Thousands protest Gothenburg congestion charges
Up to 5,000 people joined a Saturday demonstration against the introduction of congestion charges in Gothenburg, Sweden's second city.
The numbers surpassed both organisers' and the police's expectations. Around 2,700 people had joined a Facebook event for the demonstration.
Demonstration organisers described the event as a "small popular rebellion”, saying politicians are showing contempt towards voters by planning to go ahead with the congestion-charge scheme despite 57 per cent of residents voting against it in a referendum.
"Politicians don't listen anymore. They should have taken the opportunity to create a proper citizen dialogue where everyone takes part and where we all feel like building something completely new in this city," Barbara Lindell, a spokeswoman for the newly formed group Västsvenska Folkinitiativet (The Western Sweden People's Initiative), told news agency TT.
Demonstrators shouted slogans and carried signs and banners with lines like "Respect the referendum" and "57 percent can't be wrong".
Eva Smedberg, another organiser, said the demonstration brought people from rivalling political camps together.
"Today, we have forgotten about our political colours and we stand here to save our city," Smedberg said to rapturous applauds.
Demonstration organisers also said they oppose plans to build a train tunnel called Västlänken, which would be partially financed through congestion fees. Opponents of the train tunnel project cite high costs and the long construction time as the main drawbacks.
Work on the tunnel, which is designed for commuter trains and regional trains, is due to start in 2018 and trains could start operating in 2026. According to the Swedish Transport Administration, the budget for the project is SEK 20 billion.

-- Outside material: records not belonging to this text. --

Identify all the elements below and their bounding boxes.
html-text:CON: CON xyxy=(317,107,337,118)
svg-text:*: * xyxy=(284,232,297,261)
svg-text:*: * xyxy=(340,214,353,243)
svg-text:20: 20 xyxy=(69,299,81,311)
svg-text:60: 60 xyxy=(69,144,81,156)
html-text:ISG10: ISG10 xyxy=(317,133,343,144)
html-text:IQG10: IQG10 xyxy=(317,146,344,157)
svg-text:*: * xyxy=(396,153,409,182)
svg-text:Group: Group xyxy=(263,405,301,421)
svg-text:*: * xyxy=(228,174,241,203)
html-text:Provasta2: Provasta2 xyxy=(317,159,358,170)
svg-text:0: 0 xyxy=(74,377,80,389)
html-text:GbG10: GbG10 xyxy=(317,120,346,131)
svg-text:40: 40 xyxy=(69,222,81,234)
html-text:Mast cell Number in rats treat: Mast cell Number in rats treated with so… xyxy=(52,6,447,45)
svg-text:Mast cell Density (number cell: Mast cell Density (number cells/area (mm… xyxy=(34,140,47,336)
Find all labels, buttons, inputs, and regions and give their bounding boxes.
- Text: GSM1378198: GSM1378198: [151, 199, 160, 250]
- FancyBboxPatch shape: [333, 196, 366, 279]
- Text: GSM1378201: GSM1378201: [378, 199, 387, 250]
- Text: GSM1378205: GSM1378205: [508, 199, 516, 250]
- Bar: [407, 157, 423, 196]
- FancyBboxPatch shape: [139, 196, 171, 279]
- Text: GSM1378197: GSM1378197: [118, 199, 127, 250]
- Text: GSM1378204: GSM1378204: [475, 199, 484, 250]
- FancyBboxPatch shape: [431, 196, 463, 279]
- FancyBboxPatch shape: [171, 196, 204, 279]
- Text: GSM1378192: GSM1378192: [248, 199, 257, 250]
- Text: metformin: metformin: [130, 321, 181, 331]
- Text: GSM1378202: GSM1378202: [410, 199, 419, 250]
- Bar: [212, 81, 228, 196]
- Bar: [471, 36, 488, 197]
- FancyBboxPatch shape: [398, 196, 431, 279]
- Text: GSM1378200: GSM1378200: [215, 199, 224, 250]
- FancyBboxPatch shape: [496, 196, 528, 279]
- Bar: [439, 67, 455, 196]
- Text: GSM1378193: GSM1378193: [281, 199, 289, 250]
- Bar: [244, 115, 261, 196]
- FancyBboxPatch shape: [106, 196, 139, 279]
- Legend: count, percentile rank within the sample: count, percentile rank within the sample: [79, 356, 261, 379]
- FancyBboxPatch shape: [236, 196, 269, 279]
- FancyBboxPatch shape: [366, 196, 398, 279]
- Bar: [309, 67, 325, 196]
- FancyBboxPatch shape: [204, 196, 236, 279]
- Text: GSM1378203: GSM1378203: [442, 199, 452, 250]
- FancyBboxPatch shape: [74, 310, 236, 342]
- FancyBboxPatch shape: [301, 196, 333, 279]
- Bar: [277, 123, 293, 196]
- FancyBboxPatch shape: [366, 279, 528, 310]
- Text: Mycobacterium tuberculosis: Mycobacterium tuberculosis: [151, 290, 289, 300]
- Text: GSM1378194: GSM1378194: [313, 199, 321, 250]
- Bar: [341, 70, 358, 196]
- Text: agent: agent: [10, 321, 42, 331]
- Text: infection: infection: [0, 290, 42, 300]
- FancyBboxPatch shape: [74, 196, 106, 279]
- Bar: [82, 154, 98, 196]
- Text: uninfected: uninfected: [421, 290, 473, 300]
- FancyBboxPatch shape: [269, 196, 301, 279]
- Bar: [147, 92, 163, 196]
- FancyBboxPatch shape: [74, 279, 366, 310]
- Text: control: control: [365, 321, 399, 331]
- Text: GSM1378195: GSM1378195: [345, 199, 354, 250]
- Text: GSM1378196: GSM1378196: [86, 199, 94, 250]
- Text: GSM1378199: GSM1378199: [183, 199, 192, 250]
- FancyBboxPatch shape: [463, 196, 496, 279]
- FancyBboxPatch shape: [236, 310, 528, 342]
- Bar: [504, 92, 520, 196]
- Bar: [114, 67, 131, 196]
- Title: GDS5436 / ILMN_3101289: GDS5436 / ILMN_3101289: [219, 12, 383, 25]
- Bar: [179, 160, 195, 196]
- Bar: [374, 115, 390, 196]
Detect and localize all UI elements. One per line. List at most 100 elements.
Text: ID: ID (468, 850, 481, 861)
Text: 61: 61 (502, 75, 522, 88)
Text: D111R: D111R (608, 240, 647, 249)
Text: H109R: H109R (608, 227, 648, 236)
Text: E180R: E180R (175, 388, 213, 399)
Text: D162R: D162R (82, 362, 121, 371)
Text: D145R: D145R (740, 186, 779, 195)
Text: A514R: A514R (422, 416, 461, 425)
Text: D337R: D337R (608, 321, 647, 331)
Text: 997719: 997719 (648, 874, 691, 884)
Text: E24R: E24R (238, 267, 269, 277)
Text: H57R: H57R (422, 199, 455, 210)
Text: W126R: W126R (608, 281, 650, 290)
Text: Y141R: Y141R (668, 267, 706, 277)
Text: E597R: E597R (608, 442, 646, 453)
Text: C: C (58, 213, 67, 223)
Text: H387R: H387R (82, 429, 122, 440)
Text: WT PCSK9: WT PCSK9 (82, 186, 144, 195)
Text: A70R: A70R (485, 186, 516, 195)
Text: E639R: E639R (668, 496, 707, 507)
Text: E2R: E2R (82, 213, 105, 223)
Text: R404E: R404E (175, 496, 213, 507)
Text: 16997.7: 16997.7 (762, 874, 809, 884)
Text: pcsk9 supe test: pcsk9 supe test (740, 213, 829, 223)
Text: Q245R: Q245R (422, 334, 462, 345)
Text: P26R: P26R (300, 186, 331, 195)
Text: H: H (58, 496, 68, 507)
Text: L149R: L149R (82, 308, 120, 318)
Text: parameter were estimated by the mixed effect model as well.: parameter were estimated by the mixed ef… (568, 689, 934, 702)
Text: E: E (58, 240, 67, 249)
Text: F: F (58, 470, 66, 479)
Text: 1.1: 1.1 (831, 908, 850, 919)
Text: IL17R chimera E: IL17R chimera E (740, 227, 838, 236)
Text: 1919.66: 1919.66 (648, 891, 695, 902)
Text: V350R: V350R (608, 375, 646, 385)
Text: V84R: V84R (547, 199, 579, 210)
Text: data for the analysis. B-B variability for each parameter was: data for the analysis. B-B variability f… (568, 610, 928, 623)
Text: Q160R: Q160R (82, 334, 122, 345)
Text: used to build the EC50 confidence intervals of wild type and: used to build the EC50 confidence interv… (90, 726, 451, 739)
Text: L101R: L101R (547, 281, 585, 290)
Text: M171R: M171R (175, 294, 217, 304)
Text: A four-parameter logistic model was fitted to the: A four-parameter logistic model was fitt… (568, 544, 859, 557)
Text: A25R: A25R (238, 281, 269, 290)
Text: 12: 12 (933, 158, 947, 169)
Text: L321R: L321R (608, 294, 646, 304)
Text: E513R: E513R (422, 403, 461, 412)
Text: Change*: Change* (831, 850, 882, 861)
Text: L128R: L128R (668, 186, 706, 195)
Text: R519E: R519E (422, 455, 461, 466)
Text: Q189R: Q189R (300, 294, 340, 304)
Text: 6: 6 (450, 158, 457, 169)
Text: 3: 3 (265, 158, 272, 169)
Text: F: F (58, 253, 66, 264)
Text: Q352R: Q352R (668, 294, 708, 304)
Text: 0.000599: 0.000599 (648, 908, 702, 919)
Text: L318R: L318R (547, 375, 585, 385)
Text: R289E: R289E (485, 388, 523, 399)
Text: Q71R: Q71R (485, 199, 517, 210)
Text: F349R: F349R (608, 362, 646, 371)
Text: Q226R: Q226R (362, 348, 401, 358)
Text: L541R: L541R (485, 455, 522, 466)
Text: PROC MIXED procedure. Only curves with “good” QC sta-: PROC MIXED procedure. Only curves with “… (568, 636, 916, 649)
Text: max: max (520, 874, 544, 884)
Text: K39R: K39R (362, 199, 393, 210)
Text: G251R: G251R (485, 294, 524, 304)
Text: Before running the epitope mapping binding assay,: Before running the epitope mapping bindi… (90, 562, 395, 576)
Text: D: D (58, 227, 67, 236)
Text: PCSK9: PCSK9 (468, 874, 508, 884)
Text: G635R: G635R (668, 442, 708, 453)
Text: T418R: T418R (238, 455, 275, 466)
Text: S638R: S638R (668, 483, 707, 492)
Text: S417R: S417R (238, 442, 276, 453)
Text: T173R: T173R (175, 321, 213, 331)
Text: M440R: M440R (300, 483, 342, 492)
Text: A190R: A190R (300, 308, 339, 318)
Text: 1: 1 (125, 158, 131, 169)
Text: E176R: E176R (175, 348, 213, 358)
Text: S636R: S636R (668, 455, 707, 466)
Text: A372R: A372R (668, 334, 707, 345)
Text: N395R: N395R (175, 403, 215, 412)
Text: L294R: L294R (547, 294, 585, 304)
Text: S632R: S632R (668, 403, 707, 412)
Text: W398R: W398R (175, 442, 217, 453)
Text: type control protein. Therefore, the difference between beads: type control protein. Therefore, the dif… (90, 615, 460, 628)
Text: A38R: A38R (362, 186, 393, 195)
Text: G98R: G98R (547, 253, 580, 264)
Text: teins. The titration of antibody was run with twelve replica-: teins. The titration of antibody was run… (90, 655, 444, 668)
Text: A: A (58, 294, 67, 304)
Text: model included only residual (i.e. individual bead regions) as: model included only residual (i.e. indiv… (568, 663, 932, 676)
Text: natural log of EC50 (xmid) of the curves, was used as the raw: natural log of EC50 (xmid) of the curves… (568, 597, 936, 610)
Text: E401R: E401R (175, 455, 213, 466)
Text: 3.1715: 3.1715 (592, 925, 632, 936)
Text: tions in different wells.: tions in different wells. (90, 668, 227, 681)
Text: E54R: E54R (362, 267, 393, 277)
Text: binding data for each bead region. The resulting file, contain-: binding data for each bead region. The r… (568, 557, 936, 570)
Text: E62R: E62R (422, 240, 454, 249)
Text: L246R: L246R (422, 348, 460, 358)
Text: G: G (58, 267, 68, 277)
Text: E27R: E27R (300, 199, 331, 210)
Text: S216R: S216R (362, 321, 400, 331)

The congestion charge was introduced in 2013 in order to finance a large infrastructure project called the western Swedish package, which the Västlänken tunnel is part of. After a campaign in the local newspaper GT collected enough signatures for a so-called people's initiative, the city council decided to call for a referendum.
The referendum was held in September and 57 percent voted no to the congestion charge. However, local and regional investors in the infrastructure project decided to keep the charge.